How do we detect levels and patterns of adherence prior to the development of resistance? One such possibility is to further develop the work of Simoni and other investigators to identify specific questions that are both sensitive and specific to patterns of adherence that put patients at risk for resistance. Such questions could be regularly administered to patients via web-based systems in order to detect resistance before it happens (Bangsberg et al., 2002). Alternatively, systems that electronically monitor patient adherence with real-time reporting may prove effective. Historically, the electronic medication monitor has not penetrated the routine clinical practice setting because it only monitors one medication at a time and precludes the use of pill box organizers that may improve adherence (Bova et al., 2005).
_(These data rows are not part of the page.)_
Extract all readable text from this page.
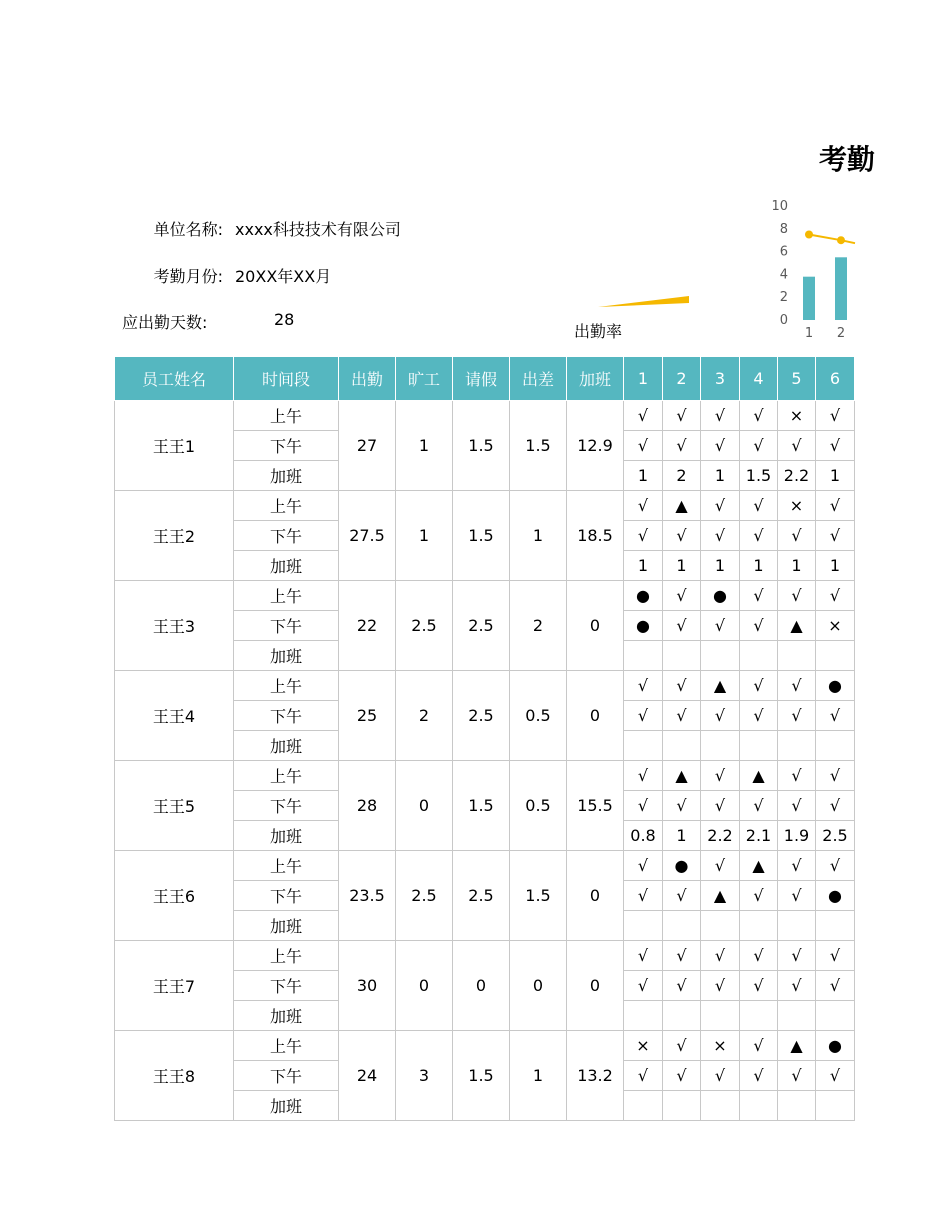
考勤
单位名称: xxxx科技技术有限公司
考勤月份: 20XX年XX月
应出勤天数:	28
出勤率
0
2
4
6
8
10
1 2
员工姓名	时间段	出勤	旷工	请假	出差	加班	1	2	3	4	5	6
王王1	上午	27	1	1.5	1.5	12.9	√	√	√	√	×	√
	下午						√	√	√	√	√	√
	加班						1	2	1	1.5	2.2	1
王王2	上午	27.5	1	1.5	1	18.5	√	▲	√	√	×	√
	下午						√	√	√	√	√	√
	加班						1	1	1	1	1	1
王王3	上午	22	2.5	2.5	2	0	●	√	●	√	√	√
	下午						●	√	√	√	▲	×
	加班											
王王4	上午	25	2	2.5	0.5	0	√	√	▲	√	√	●
	下午						√	√	√	√	√	√
	加班											
王王5	上午	28	0	1.5	0.5	15.5	√	▲	√	▲	√	√
	下午						√	√	√	√	√	√
	加班						0.8	1	2.2	2.1	1.9	2.5
王王6	上午	23.5	2.5	2.5	1.5	0	√	●	√	▲	√	√
	下午						√	√	▲	√	√	●
	加班											
王王7	上午	30	0	0	0	0	√	√	√	√	√	√
	下午						√	√	√	√	√	√
	加班											
王王8	上午	24	3	1.5	1	13.2	×	√	×	√	▲	●
	下午						√	√	√	√	√	√
	加班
More recent systems, however, have incorporated electronic monitoring within a pill box design. Such systems monitor individuals medication adherence in real time and can calculate the risk of virologic failure which is communicated via an internet connection to a clinical care team that is capable of intervening on adherence before the development of resistance. While such systems have been promising in congestive heart failure and schizophrenia (Artinian et al., 2003; Ruskin et al., 2003), their full utility for HIV antiretroviral therapy remain untested.
While continuous and objective adherence monitoring systems are promising, they will never replace health care providers interviewing patients about their experience with taking medication. Patient understanding how their medication impacts their health, communicating side effects, and establishing trust in both patients and therapeutic strategy are essential parts of medical care. Just as physical exam skills have declined with advances in imaging systems (Jauhar, 2006), our interest in talking with patients about their treatment strategies should not diminish with more accurate technologies to monitor adherence.